Cheap food prices are appealing, but the methods to produce, deliver and sell food at the lowest cost has consequences at each step in the agri-industrial process. Factory farms filled with millions of chickens exist to produce eggs and poultry on an economical scale. Unless consumer demand and behavior shifts significantly, it’s unlikely that factory farming practices for chicken, meat or produce will change soon.
Buying local farm eggs or other foods won’t prevent bird flu. It won’t save the lives of chickens caught in the crossfire of a disease and a company’s costly decision to cull their inventory. It doesn’t mean that the flocks of local farmers with egg-production operations aren’t susceptible to bird flu or other diseases. It’s naive to think so.
However, buying foods that are locally grown, raised and sourced puts money back into the local economy.
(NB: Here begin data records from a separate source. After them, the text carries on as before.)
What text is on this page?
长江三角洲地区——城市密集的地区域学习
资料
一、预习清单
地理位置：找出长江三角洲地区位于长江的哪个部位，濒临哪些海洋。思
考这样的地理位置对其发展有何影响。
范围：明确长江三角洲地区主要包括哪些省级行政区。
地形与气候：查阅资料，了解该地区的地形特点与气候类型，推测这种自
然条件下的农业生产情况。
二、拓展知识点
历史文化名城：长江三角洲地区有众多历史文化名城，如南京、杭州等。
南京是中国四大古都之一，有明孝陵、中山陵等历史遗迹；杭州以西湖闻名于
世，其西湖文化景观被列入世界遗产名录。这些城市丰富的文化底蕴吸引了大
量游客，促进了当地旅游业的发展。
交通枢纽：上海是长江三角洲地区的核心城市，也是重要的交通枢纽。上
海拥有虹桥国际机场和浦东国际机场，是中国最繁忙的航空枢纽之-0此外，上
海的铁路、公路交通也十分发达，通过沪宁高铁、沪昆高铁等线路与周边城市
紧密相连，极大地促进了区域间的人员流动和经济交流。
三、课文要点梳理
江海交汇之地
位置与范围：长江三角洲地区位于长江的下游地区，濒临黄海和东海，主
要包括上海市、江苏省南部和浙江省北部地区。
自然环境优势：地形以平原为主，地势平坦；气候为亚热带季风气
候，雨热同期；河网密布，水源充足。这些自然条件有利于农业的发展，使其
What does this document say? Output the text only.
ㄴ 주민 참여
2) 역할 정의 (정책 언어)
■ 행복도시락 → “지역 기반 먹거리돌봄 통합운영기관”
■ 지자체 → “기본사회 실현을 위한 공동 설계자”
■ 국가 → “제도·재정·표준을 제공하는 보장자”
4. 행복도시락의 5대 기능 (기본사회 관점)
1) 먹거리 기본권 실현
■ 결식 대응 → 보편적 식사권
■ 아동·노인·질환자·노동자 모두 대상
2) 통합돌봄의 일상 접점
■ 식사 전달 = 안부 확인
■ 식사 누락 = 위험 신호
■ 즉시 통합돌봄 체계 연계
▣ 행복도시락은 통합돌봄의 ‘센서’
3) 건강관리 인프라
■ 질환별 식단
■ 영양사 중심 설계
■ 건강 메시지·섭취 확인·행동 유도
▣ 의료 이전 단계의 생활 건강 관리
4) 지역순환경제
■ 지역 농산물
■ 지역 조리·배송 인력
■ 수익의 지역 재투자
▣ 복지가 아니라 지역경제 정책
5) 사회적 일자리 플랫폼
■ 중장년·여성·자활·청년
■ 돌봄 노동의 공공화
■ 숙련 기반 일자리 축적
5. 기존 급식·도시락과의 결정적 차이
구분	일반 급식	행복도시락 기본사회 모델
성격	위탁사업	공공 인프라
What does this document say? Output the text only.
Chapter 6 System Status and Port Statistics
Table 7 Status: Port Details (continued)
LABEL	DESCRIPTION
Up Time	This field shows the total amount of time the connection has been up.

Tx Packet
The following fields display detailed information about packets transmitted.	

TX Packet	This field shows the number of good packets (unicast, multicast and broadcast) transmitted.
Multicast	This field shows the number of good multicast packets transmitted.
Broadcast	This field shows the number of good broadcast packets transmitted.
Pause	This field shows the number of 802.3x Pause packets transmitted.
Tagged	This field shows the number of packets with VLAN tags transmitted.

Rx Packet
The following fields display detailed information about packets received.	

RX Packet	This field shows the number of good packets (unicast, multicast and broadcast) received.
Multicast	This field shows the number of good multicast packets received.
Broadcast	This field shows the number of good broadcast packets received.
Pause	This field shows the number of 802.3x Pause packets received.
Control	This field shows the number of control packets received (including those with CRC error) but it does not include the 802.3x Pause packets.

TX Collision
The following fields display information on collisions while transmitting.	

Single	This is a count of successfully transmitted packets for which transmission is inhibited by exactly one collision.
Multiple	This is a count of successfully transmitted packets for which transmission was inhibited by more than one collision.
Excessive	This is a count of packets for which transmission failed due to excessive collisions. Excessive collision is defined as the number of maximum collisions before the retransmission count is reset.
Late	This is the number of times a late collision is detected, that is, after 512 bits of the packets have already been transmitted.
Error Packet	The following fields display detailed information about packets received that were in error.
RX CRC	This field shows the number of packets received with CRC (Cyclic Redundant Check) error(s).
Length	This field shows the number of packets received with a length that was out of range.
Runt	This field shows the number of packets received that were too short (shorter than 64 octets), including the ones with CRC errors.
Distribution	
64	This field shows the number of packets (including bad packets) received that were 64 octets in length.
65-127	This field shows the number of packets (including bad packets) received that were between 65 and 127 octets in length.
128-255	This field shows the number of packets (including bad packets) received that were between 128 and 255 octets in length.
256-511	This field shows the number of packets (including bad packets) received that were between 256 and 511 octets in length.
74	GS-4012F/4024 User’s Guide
The money I spend goes back to local farmers and gives them an incentive to operate with efficiency and, more importantly, with sustainable practices that benefit the farm, environment, consumers and, yes, the chickens in question.
Large-scale farming has its place to feed a nation and supply food manufacturers, government agencies and retailers. We’re a big country with a big appetite and an unwillingness to spend too much money on certain things in life. So, the U.S Department of Agriculture, farm operations and experts have their work cut out to prevent the spread of this disease.
Here’s a short list of resources, if you’re interested in buying or sourcing local farm eggs.
• Camp Creek Farms near Olathe
• La Ferme Du Bonheur from Higginsville, available at some Pricechopper stores
• Campo Lindo Farms eggs are available in some Cosentino’s, Hy-Vee and Whole Foods stories.
• Gasper Family Farm has monthly drop-offs in Overland Park. Order online.
• PlayHaven Farm takes orders online via email and delivers in KC.
• Ask farmers at local farmers markets such as Badseed, Parkville, Brookside and Overland Park.
• Check KC Food Circle for other sources.